I think there are general rules for measuring migration, or other demographic processes, but the implementation depends on the context and the political incentives. For example, migration has always been heavily politicized. The legalization of illegal immigrants is often an instrument that is used by politicians to create or to increase the electoral base at a strategic moment. Of course, it is not that the definition of a migrant changes, but what changes is the way that politically and statistically migrants have been dealt with, which of course crucially affects the way that we can track migrants over time. The other big example in this respect is China, once again. The definition of a migrant from one census to the other has tended to change, as it has in a lot of other countries. So to try to reconstruct the migration stream over time is very difficult, because how we would define a migrant 20 years ago is not how we define a migrant right now.

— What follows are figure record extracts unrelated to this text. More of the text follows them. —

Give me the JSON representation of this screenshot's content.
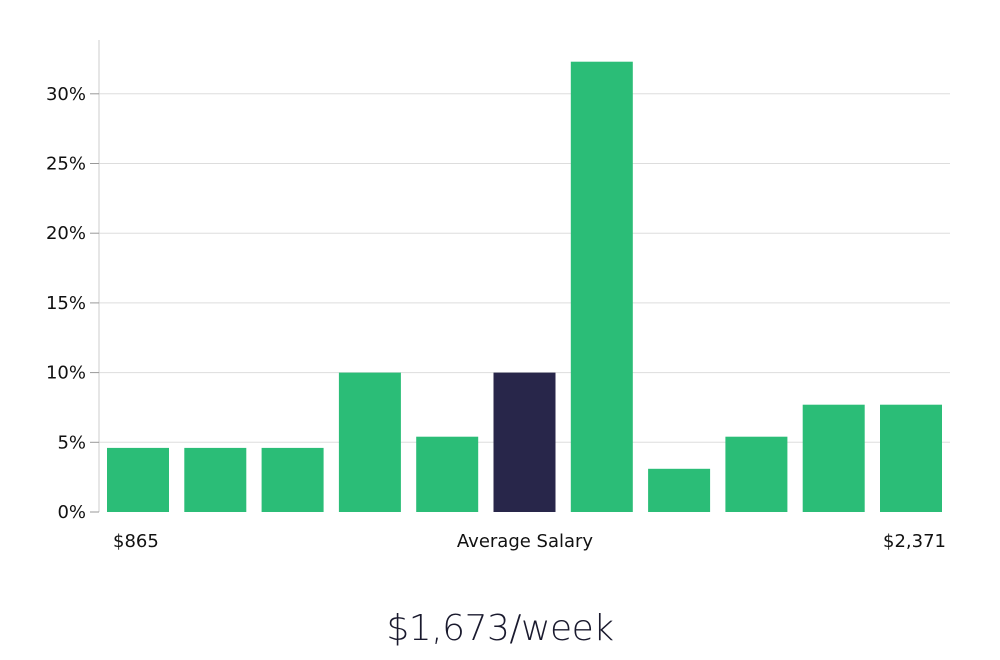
{
  "chart_data": {
    "type": "bar",
    "values": [
      4.6,
      4.6,
      4.6,
      10.0,
      5.4,
      10.0,
      32.3,
      3.1,
      5.4,
      7.7,
      7.7
    ],
    "highlight_index": 5,
    "y_ticks": [
      "0%",
      "5%",
      "10%",
      "15%",
      "20%",
      "25%",
      "30%"
    ],
    "ylim": [
      0,
      34
    ],
    "grid": true,
    "x_labels": {
      "left": "$865",
      "center": "Average Salary",
      "right": "$2,371"
    },
    "colors": {
      "bar": "#2bbd77",
      "highlight": "#28264a",
      "grid": "#dddddd",
      "axis": "#cccccc"
    }
  },
  "summary": "$1,673/week"
}
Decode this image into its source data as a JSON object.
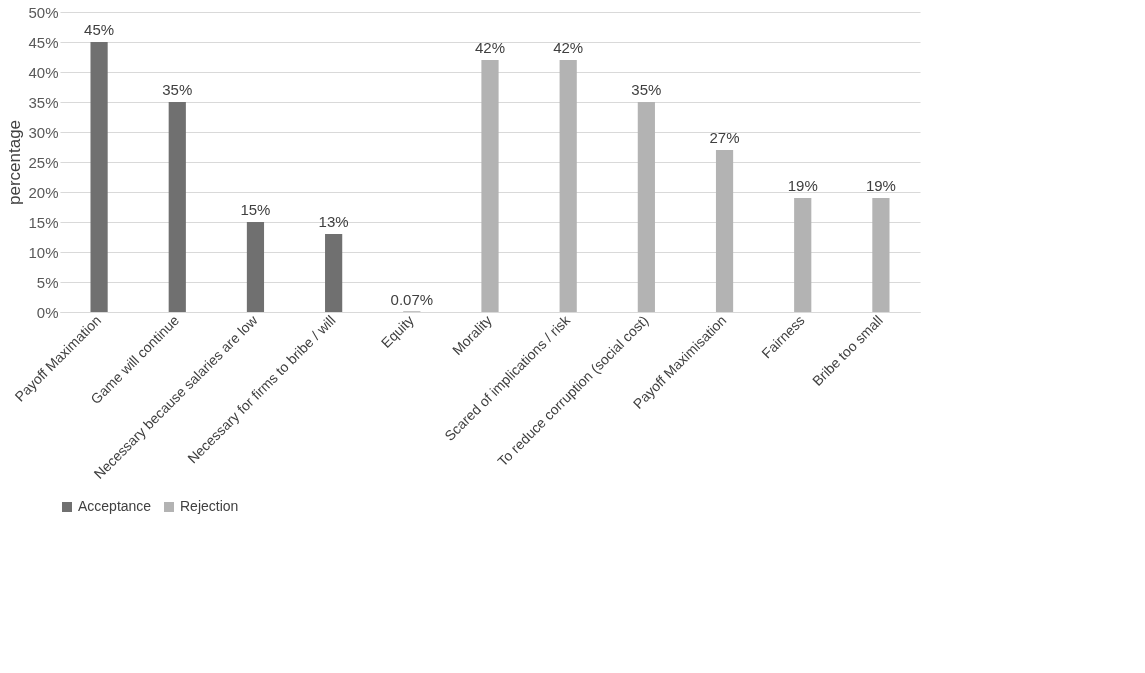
{
  "chart_data": {
    "type": "bar",
    "categories": [
      "Payoff Maximation",
      "Game will continue",
      "Necessary because salaries are low",
      "Necessary for firms to bribe / will",
      "Equity",
      "Morality",
      "Scared of implications / risk",
      "To reduce corruption (social cost)",
      "Payoff Maximisation",
      "Fairness",
      "Bribe too small"
    ],
    "series": [
      {
        "name": "Acceptance",
        "color": "#707070",
        "values": [
          45,
          35,
          15,
          13,
          0.07,
          null,
          null,
          null,
          null,
          null,
          null
        ],
        "value_labels": [
          "45%",
          "35%",
          "15%",
          "13%",
          "0.07%",
          null,
          null,
          null,
          null,
          null,
          null
        ]
      },
      {
        "name": "Rejection",
        "color": "#b3b3b3",
        "values": [
          null,
          null,
          null,
          null,
          null,
          42,
          42,
          35,
          27,
          19,
          19
        ],
        "value_labels": [
          null,
          null,
          null,
          null,
          null,
          "42%",
          "42%",
          "35%",
          "27%",
          "19%",
          "19%"
        ]
      }
    ],
    "ylabel": "percentage",
    "ylim": [
      0,
      50
    ],
    "yticks": [
      {
        "value": 0,
        "label": "0%"
      },
      {
        "value": 5,
        "label": "5%"
      },
      {
        "value": 10,
        "label": "10%"
      },
      {
        "value": 15,
        "label": "15%"
      },
      {
        "value": 20,
        "label": "20%"
      },
      {
        "value": 25,
        "label": "25%"
      },
      {
        "value": 30,
        "label": "30%"
      },
      {
        "value": 35,
        "label": "35%"
      },
      {
        "value": 40,
        "label": "40%"
      },
      {
        "value": 45,
        "label": "45%"
      },
      {
        "value": 50,
        "label": "50%"
      }
    ],
    "grid": "y",
    "legend": "bottom"
  }
}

Variations of Data Collection

How does data collection vary across contexts because of political reasons? As I said, I’m not sure I have the answer because there are certainly crucial differences in the way that demographic data collection systems are in different settings. We have some extreme cases, like data collection for China with its one-child policy, but for lots of other countries, we simply don’t know. I think that, for demographers, it would be very important to know more about what is behind the way that demographic data are collected because, as I was trying to say, the way data are collected crucially impacts the way that we interpret them and the way we use them to construct indicators. I don’t think that indicators per se will necessarily change, but I think that there are going to be, as there have been before, adjustments that stem from the fact that the data we collect over time have certainly augmented in quantity and, in some instances, improved in quality.

I think that demography is a fairly stable discipline in terms of the models and the indicators that it uses. But I think that there is a certain flexibility, once again, to the quality and quantity of information that we collect. But I think that the bone structure of the discipline perhaps will not change. An example of the way that an indicator has been changed recently, due to different circumstances, is the total fertility rate. As I was saying before, the fertility rate measures the average number of children a woman might expect to bear. It is a measure, as we would say, that is cross-sectional: it refers to one specific year or to one specific period. So some demographers have started to argue that the decline in fertility that has been observed in Western Europe and other developed countries is not due to the fact that people overall, over their life, have fewer children, but that they postpone the decision of having children. So they start having children later. It would seem, as of today, that they are going to have fewer children in total, but they will recuperate later in their life. Demographers have devised a way to discount this timing effect into the total fertility rate and create the right indicators that more appropriately reflect the fertility trends over time.